Historical and cultural department summarized historical information on the visited settlements. Participants of this department uncovered name origins and mentioned local population characteristics. Particular attention was given to the important objects of historical and cultural heritage that were illustrated with pictures. Also they presented a brief overview of the interviews on the life style, traditions and modern perception of what was happening in the region. At the end of the report the historical and cultural department offered us some generalizing ideas about the growth of the Arctic residents’ socio-cultural perceptions.
Meteorological department presented:
- comparative charts of air temperature, air pressure and relative humidity for the meteorological stations on Dikson and Vaygach Islands;
- a graph of changes in the ozone layer thickness along the expedition route;
- a bar graph showing the dependence of total solar radiation upon the cloud types;
- wind roses for the White, Barents and Kara Seas.
Biological department studied flora, vegetation and soils at all landing points. Young scientists obtained new data on the diversity of plant communities, their structure and composition. The department explored various communities of sedge, willow, tundra, hilly, polygonal and mineral swamps, small meadows and lichen-moss polygonal arctic desert. The biologists collected data on the distribution of vascular plants, mosses and lichens species, depending on their frequency and dominance degree. They also collected preliminary data on the leaves anatomy of five willow species, including such parameters as leaf area, its weight, thickness, development degree of upper and lower epidermis and spongy and columnar mesophyll. These data can tell us about the adaptation of plants photosynthetic apparatus to stressful Arctic conditions.
Soil researchers sampled soils (more than 30 samples) for the further chemical analysis in the laboratory. They described the structure of major soil types at all landing points and measured pH, conductivity and TDS for all soil horizons.

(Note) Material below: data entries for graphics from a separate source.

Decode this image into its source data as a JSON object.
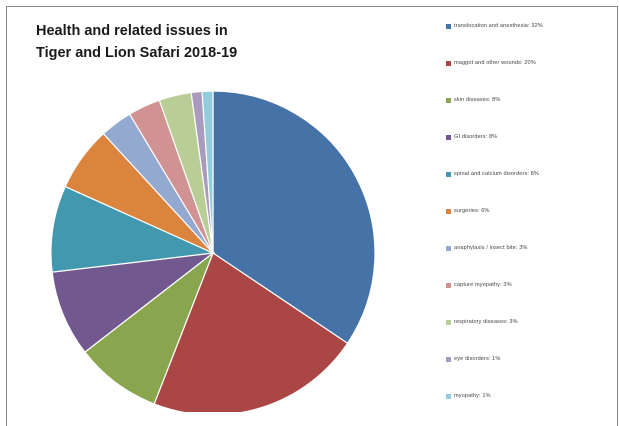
{
  "chart_data": {
    "type": "pie",
    "title_lines": [
      "Health and related issues in",
      "Tiger and Lion Safari 2018-19"
    ],
    "legend_position": "right",
    "start": "12 o'clock, clockwise",
    "slices": [
      {
        "label": "translocation and anesthesia",
        "value": 32,
        "pct_text": "32%",
        "color": "#4572a7"
      },
      {
        "label": "maggot and other wounds",
        "value": 20,
        "pct_text": "20%",
        "color": "#aa4643"
      },
      {
        "label": "skin diseases",
        "value": 8,
        "pct_text": "8%",
        "color": "#89a54e"
      },
      {
        "label": "GI disorders",
        "value": 8,
        "pct_text": "8%",
        "color": "#71588f"
      },
      {
        "label": "spinal and calcium disorders",
        "value": 8,
        "pct_text": "8%",
        "color": "#4198af"
      },
      {
        "label": "surgeries",
        "value": 6,
        "pct_text": "6%",
        "color": "#db843d"
      },
      {
        "label": "anaphylaxis / insect bite",
        "value": 3,
        "pct_text": "3%",
        "color": "#93a9cf"
      },
      {
        "label": "capture myopathy",
        "value": 3,
        "pct_text": "3%",
        "color": "#d19392"
      },
      {
        "label": "respiratory diseases",
        "value": 3,
        "pct_text": "3%",
        "color": "#b9cd96"
      },
      {
        "label": "eye disorders",
        "value": 1,
        "pct_text": "1%",
        "color": "#a99bbd"
      },
      {
        "label": "myopathy",
        "value": 1,
        "pct_text": "1%",
        "color": "#92cddc"
      }
    ]
  }
}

Geographical department conducted research in two scientific fields. Firstly, they carried out a study of Russian Arctic stations. The results of the study were presented in form of a retrospective analysis and evaluation of modern technical equipment and human resources. All stations have a different level of material and technical condition. Technical equipment of the stations is constantly updated, modernized and has a sufficient fund of reserve equipment for continuous operation. As it turned out, the actual problems of the stations are lack of personnel, improvement of working and living conditions, skills development, support of automated systems continuous operation and improvement of communication systems.
Secondly, the geographical department studied natural, cultural and historical places in term of tourism development in the Arctic. During the expedition they revealed natural, cultural, historical, military and historical objects and built a complex tourist route. The students analyzed the correlation of these objects in this area and offered a preferable tourism type.
After the report session the members of the expedition landed in Sosnovka settlement and on Sosnovets Island. Besides their field work young scientists were able to walk around the settlement, admire the beauty of a virgin nature, ate blueberries and cloudberries, and even visit the lighthouse, which offered wonderful views on the sea and the settlement.